Reading today’s blogs about the riotous behaviour last night (and Cranmer’s take is especially worthy of perusal) made me remember an incident from my own antediluvial student days.
Back in the late Eighties, the Queen Mother dropped by Royal Holloway for a visit (and, rumour ran, a pint). The Socialist Workers were naturally out in force. To cut a long story short, the protest used a few choice words and after the event the comrade leaders were hauled in front of the full conclave of the Students Union to defend themselves of charges of bringing the body into disrepute.
The debate proved a rather juicy event, in the course of which the President was forced to threaten to throw people out of the building for rowdiness. But what really shut people up was the threat to ban miscreants from the Union premises for the rest of the term if they didn’t calm down.
It wasn’t much of a Damoclean blade – there was only a week to go in the term – but it certainly proved powerful enough. You could see the palpable torment in the face of the fellow in front, forced to sit down just as he had been about to whip out a huge Union Flag banner and run patriotically amok.
The pressure point, of course, was that the Union was where the bars were.
As more details emerge on the criminals lately engaged in student activity (as opposed to vice versa), adding a litany of shame and dishonour to the vandalism and recklessness of the recent fire extinguisher day, I wonder whether the time has come for other authorities to step up and shoulder their responsibilities.

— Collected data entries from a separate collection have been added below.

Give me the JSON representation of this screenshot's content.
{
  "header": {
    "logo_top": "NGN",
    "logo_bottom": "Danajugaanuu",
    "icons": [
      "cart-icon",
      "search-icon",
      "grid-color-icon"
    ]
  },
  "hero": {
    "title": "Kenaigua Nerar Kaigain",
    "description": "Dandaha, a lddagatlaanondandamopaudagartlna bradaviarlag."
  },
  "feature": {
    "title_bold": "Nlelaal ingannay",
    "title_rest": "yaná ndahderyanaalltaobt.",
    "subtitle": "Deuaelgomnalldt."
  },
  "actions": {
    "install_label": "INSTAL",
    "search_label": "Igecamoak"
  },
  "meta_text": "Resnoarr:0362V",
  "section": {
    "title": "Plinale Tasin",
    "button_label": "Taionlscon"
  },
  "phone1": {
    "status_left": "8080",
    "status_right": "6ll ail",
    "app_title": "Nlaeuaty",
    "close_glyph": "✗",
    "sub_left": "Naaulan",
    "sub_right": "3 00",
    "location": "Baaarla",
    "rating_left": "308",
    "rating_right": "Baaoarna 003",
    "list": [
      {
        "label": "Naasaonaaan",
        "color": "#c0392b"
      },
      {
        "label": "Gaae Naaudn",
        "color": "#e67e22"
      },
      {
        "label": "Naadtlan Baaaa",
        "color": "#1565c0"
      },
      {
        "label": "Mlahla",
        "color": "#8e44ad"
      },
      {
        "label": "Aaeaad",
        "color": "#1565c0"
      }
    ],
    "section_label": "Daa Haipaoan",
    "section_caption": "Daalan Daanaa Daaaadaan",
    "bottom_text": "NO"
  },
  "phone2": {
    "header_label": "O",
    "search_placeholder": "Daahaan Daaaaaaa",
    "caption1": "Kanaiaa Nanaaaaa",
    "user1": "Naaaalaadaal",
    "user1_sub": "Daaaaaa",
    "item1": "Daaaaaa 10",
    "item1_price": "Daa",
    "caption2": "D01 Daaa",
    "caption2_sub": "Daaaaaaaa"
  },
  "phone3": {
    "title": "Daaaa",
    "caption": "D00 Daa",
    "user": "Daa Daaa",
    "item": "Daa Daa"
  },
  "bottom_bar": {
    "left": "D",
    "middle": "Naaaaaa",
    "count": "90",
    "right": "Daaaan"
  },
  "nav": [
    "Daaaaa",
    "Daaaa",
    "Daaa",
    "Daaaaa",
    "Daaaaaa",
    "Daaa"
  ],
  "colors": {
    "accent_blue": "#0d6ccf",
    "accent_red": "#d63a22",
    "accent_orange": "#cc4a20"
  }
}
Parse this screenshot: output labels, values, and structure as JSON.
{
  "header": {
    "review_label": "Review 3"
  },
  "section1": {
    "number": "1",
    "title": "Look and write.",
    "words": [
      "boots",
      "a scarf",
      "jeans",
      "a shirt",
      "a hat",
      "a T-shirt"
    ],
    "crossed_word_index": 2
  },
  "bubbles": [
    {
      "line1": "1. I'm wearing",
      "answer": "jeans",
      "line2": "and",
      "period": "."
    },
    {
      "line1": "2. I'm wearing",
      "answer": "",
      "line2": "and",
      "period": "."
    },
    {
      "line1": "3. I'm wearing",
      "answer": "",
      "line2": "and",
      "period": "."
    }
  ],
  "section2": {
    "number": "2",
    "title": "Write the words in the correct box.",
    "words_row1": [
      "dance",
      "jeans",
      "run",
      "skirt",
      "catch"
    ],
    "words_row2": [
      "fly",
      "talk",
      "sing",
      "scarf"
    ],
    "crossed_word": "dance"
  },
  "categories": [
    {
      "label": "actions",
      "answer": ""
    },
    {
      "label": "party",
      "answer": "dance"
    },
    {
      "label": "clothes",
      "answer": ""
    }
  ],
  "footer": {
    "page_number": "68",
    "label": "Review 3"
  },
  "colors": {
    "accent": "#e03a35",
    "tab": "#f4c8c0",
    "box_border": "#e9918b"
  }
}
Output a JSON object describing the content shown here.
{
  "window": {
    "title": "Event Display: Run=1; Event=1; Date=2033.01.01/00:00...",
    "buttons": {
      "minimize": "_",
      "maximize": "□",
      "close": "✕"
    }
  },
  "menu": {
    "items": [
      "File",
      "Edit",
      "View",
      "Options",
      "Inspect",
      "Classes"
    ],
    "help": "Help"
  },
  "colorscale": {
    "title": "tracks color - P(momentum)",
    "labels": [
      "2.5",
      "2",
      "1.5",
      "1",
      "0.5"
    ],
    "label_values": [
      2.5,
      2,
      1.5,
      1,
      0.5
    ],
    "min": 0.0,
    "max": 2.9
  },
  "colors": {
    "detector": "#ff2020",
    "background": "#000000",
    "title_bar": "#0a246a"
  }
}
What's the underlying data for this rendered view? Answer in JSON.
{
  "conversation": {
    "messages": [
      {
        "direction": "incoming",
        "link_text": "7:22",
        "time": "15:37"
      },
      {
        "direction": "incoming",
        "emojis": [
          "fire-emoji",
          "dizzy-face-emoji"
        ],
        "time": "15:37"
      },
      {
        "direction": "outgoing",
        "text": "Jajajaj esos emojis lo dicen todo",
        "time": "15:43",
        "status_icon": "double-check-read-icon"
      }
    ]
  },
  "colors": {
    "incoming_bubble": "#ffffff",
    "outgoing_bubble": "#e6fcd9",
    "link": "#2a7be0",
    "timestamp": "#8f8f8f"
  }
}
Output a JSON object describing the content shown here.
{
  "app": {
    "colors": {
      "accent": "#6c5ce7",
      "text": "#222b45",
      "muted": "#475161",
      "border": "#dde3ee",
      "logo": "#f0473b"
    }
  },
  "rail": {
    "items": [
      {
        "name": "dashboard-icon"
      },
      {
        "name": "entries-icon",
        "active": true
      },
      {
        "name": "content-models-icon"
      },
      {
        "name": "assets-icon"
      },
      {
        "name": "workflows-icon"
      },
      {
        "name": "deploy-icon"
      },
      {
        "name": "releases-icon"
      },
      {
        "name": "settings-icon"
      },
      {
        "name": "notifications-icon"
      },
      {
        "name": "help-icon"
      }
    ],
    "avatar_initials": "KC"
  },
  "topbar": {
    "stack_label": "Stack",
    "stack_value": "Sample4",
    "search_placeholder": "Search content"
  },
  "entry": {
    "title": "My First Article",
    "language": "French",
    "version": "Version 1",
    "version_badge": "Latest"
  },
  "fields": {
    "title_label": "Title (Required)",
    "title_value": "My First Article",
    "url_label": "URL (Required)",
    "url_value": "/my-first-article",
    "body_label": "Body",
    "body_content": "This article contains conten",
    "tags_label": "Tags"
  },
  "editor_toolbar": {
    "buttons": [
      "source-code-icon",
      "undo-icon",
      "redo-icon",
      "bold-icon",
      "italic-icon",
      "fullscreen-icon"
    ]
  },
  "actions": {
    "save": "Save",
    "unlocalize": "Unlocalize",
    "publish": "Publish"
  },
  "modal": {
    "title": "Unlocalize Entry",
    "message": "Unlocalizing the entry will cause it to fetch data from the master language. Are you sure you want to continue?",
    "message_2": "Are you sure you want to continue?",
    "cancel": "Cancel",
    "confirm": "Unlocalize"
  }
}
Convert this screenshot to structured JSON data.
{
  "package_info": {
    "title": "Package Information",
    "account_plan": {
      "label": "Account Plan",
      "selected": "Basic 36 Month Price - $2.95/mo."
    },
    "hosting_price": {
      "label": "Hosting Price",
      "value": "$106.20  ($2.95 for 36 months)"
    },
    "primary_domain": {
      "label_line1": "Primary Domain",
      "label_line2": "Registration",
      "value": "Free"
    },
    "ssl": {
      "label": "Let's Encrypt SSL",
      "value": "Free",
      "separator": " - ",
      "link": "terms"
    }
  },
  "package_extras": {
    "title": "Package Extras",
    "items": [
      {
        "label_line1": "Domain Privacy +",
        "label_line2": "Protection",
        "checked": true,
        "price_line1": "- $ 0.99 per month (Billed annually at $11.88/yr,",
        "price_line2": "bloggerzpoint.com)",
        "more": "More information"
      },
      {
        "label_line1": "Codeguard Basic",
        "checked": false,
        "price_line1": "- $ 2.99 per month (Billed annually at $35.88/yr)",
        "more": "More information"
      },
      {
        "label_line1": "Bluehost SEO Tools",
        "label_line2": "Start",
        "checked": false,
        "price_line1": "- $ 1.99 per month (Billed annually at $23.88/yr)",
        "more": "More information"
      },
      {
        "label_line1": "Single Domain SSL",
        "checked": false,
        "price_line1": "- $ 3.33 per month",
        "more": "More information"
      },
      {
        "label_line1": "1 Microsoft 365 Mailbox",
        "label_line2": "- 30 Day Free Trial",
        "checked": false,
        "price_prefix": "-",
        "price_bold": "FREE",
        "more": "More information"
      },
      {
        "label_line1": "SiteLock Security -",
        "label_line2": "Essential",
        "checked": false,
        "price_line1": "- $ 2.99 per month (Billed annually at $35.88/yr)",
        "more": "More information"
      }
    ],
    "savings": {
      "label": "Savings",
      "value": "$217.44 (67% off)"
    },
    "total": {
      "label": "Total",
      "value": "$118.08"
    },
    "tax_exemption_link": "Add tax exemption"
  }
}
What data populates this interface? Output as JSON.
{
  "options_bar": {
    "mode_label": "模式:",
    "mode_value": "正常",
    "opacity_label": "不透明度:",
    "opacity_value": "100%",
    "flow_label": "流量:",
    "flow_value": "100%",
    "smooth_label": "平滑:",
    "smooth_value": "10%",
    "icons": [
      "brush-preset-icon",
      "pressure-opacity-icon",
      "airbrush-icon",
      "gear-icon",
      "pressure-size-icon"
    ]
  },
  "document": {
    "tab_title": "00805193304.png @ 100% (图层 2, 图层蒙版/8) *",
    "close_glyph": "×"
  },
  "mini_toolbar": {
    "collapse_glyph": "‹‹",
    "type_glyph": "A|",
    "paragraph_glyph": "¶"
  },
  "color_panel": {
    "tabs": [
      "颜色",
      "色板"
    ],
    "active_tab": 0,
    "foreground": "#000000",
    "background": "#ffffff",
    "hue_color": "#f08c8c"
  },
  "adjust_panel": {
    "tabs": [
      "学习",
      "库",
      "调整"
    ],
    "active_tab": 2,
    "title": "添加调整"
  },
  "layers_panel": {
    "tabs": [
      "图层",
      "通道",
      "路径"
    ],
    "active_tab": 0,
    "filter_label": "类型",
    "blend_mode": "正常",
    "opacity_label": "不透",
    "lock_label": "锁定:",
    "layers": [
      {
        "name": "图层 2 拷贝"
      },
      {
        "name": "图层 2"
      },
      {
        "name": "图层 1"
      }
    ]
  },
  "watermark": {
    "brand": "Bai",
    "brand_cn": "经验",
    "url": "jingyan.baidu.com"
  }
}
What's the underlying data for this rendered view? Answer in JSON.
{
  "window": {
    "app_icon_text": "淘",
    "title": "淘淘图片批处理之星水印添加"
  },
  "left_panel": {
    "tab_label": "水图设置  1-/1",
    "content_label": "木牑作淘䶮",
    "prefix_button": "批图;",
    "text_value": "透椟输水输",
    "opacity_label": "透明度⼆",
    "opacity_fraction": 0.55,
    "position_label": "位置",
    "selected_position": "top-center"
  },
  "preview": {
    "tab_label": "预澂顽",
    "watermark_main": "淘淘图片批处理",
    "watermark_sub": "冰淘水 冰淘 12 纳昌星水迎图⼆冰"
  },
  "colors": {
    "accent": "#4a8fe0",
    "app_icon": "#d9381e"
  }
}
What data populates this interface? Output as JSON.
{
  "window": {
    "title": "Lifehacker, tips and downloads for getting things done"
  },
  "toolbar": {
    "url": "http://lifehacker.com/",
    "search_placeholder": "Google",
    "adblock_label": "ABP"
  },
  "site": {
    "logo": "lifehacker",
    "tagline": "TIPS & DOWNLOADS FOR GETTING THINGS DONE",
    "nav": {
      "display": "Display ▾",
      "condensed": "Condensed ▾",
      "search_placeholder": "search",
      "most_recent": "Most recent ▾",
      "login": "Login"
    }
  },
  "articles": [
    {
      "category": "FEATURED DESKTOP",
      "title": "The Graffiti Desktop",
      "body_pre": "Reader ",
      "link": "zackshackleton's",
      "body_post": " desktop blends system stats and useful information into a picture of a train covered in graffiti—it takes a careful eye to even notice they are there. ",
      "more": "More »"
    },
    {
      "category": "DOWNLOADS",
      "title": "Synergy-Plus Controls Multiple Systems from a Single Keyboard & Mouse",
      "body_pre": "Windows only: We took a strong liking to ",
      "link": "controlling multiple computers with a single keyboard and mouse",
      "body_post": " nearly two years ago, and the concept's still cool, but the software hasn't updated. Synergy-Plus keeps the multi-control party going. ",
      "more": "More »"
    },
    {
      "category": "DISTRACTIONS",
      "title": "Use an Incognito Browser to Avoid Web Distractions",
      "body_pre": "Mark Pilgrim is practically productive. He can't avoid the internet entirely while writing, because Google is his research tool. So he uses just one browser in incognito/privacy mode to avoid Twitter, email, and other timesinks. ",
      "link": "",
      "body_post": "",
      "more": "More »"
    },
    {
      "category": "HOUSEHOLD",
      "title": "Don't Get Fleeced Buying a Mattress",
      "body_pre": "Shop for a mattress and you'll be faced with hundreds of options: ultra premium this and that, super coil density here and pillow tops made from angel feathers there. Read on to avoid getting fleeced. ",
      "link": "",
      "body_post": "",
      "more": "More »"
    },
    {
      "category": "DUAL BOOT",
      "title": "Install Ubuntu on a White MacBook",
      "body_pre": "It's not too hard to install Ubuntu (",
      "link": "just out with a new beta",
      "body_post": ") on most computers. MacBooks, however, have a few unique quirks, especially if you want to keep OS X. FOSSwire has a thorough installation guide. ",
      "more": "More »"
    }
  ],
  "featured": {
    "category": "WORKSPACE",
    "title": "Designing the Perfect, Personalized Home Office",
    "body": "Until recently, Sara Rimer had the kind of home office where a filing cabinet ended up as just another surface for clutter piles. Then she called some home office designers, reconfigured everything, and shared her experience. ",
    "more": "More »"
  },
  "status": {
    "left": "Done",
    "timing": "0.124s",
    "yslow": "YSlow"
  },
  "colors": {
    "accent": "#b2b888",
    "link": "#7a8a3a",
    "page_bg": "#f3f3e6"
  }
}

Having brought their colleges into disrepute, surely educational establishments must now review whether expulsions are in order (with correct form and procedure)? In turn, student leaders should signal to their union members that vandalism, violence and disrespect for the nation’s dead are bang out of order – and merit a spell deprived of the luxuries and comforts that student premises can afford. Perhaps then the palpable punishment will temper the crime before it is committed, and a life is needlessly lost by an act of uneducated stupidity.